The oral notification simply must explain the written notification, which must include an explanation of the following:

  1. The status of the beneficiary as an outpatient receiving observation services and not as an inpatient;
  2. The reasons for such status;
  3. The implications of such status (for example, cost-sharing requirements); and
  4. Any additional information the Secretary of Health and Human Services deems appropriate.

The beneficiary must sign the written notification acknowledging receipt of it, or, if the beneficiary refuses to sign it, the staff member presenting the notification must sign it and must include (i) the name and title of the staff member, (ii) a certification that the notification was presented, and (iii) the date and time the notification was presented to the beneficiary.

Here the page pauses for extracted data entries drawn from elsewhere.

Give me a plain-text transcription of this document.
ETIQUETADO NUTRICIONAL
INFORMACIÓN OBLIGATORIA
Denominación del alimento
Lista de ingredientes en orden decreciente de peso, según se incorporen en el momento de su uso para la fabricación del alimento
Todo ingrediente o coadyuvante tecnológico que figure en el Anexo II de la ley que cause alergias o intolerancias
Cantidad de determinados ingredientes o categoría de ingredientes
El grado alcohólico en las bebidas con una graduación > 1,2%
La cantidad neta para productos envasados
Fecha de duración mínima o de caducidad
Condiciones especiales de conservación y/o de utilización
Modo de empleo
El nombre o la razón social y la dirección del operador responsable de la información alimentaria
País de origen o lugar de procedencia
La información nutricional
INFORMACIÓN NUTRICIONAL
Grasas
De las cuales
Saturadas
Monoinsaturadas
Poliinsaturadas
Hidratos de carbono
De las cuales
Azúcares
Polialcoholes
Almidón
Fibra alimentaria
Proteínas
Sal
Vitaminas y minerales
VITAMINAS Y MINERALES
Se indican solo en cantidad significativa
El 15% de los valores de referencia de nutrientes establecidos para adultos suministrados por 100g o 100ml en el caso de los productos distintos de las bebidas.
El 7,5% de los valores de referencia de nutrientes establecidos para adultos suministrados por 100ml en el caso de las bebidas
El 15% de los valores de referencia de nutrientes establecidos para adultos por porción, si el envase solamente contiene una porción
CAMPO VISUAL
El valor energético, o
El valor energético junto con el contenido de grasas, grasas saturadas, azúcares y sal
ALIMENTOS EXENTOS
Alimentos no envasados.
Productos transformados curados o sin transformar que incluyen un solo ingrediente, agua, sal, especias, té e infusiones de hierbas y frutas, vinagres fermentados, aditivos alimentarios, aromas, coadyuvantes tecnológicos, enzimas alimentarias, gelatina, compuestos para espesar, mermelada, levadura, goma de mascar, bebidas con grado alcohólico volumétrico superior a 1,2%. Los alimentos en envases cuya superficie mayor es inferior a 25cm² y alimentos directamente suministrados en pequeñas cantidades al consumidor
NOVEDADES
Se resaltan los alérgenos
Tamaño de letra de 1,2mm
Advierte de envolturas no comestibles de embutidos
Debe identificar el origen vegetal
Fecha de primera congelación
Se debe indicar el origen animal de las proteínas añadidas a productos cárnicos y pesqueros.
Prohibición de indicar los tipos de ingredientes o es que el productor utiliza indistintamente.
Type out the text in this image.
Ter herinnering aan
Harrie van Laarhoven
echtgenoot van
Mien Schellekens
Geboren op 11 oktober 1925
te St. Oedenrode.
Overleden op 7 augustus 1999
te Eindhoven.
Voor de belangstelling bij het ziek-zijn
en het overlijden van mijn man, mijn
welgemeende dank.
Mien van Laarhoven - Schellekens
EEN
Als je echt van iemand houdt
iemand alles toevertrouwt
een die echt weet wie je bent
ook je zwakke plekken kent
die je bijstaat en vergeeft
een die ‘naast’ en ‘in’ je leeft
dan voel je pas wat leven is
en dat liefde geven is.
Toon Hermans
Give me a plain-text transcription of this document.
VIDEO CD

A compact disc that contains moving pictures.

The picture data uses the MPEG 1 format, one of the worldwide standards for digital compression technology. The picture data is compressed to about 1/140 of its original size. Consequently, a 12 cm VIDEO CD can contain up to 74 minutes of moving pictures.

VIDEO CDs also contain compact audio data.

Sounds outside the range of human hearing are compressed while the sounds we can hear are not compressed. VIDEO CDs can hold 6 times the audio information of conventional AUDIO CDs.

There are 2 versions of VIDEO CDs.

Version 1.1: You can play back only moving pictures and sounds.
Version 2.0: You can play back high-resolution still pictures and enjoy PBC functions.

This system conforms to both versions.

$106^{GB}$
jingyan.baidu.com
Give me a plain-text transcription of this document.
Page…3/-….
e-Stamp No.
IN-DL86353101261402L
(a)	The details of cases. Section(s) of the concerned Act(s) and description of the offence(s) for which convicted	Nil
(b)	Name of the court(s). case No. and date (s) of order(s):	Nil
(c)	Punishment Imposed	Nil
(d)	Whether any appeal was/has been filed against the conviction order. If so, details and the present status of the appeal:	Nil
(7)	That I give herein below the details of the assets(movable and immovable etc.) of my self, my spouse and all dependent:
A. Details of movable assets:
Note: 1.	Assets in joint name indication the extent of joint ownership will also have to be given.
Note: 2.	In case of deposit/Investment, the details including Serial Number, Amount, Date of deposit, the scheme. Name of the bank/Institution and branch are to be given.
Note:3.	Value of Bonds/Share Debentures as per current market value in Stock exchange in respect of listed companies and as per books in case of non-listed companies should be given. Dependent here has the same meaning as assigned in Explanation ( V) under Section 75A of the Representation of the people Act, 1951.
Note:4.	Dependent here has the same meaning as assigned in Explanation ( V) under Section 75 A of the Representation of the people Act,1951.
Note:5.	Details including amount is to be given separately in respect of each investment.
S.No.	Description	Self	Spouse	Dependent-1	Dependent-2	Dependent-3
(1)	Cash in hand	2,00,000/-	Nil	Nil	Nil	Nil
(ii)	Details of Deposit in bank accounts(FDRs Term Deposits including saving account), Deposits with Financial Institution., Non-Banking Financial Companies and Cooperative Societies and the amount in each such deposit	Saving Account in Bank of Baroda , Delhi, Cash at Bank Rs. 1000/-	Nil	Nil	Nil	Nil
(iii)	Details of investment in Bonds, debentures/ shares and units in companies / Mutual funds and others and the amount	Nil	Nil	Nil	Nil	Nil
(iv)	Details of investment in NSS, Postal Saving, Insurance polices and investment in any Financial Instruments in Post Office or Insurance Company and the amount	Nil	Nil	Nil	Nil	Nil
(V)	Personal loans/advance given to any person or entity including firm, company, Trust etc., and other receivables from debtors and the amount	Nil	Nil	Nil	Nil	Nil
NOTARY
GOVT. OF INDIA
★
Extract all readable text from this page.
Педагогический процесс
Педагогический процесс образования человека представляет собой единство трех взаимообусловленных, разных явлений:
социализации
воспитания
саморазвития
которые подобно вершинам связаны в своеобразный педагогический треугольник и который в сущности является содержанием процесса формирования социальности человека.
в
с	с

The Notice Act leaves open the opportunity for the Centers for Medicare and Medicaid Services (“CMS”) to expand and expound on the requirements of the Act, including the details of and the implications to include in the written notification and, particularly, details of what implications must be disclosed to the beneficiary. Hospitals, therefore, should remain aware of future regulations proposed by CMS once the implementation date draws nearer, at which point hospitals should begin preparing appropriate forms for hospital staff to utilize for beneficiaries receiving observation services. Hospitals should also take this time to consider their policies with regard to beneficiary cost-sharing and ensure that those policies comport with federal and state law, particularly regarding waivers and reductions to Part B cost-sharing that might implicate the federal Anti-Kickback Law.